The inquiry opened last month, after Britain’s mission in Iraq ended earlier this year.
Nick Clegg, leader of the opposition Liberal Democrats, said following Blair’s BBC interview that it is essential that as much of his evidence as possible is heard in public.
“It would be wholly unacceptable for any of Blair’s testimony to be held in private, except that which could directly compromise national security,” he said.
“Tony Blair’s breathtaking cynicism in stating that he would have found any old excuse to go to war simply underlines how vital it is that we hear his testimony in public.”
In his BBC interview, Blair said of Saddam and the lack of WMDs found: “I would still have thought it right to remove him. Obviously you would have had to use and deploy different arguments, about the nature of the threat.
“I can’t really think we’d be better with him and his two sons still in charge but it’s incredibly difficult.

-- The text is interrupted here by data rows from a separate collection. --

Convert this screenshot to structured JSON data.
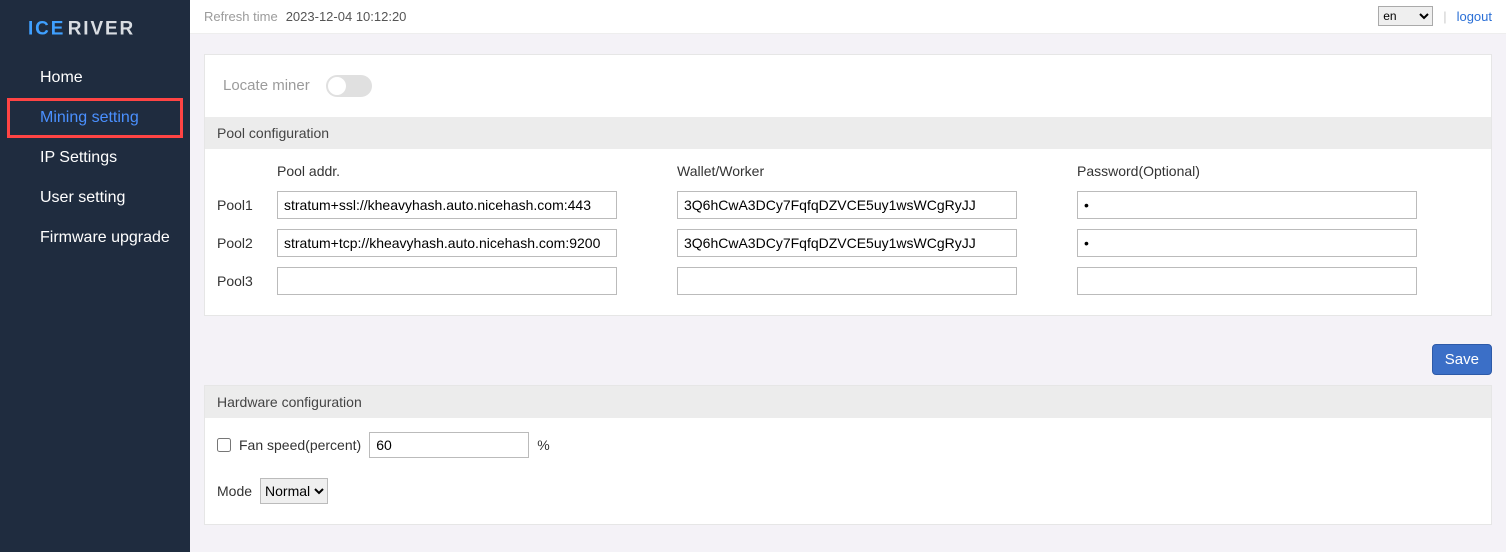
{
  "brand": {
    "part1": "ICE",
    "part2": "RIVER"
  },
  "sidebar": {
    "items": [
      {
        "label": "Home"
      },
      {
        "label": "Mining setting"
      },
      {
        "label": "IP Settings"
      },
      {
        "label": "User setting"
      },
      {
        "label": "Firmware upgrade"
      }
    ],
    "activeIndex": 1
  },
  "topbar": {
    "refresh_label": "Refresh time",
    "refresh_time": "2023-12-04 10:12:20",
    "lang_selected": "en",
    "logout": "logout"
  },
  "locate": {
    "label": "Locate miner",
    "on": false
  },
  "pool": {
    "section_title": "Pool configuration",
    "headers": {
      "addr": "Pool addr.",
      "wallet": "Wallet/Worker",
      "password": "Password(Optional)"
    },
    "rows": [
      {
        "label": "Pool1",
        "addr": "stratum+ssl://kheavyhash.auto.nicehash.com:443",
        "wallet": "3Q6hCwA3DCy7FqfqDZVCE5uy1wsWCgRyJJ",
        "password": "x"
      },
      {
        "label": "Pool2",
        "addr": "stratum+tcp://kheavyhash.auto.nicehash.com:9200",
        "wallet": "3Q6hCwA3DCy7FqfqDZVCE5uy1wsWCgRyJJ",
        "password": "x"
      },
      {
        "label": "Pool3",
        "addr": "",
        "wallet": "",
        "password": ""
      }
    ]
  },
  "save_label": "Save",
  "hardware": {
    "section_title": "Hardware configuration",
    "fan_label": "Fan speed(percent)",
    "fan_value": "60",
    "fan_unit": "%",
    "mode_label": "Mode",
    "mode_selected": "Normal",
    "mode_options": [
      "Normal"
    ]
  }
}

“It was the notion of him as a threat to the region, of which the development of WMD was obviously one, and because you’d had 12 years of United Nations to and fro on this subject, he used chemical weapons on his own people — so this was obviously the thing that was uppermost in my mind.”
Hans Blix, the former United Nations chief weapons inspector in Iraq, said Blair’s comments suggested a “lack of sincerity” over his stated reasons for going to war.
“The war was sold on the WMD, and now you feel, or hear that it was only a question of deployment of arguments, as he said, it sounds a bit like a fig leaf that was held up, and if the fig leaf had not been there, then they would have tried to put another fig leaf there,” he told the BBC.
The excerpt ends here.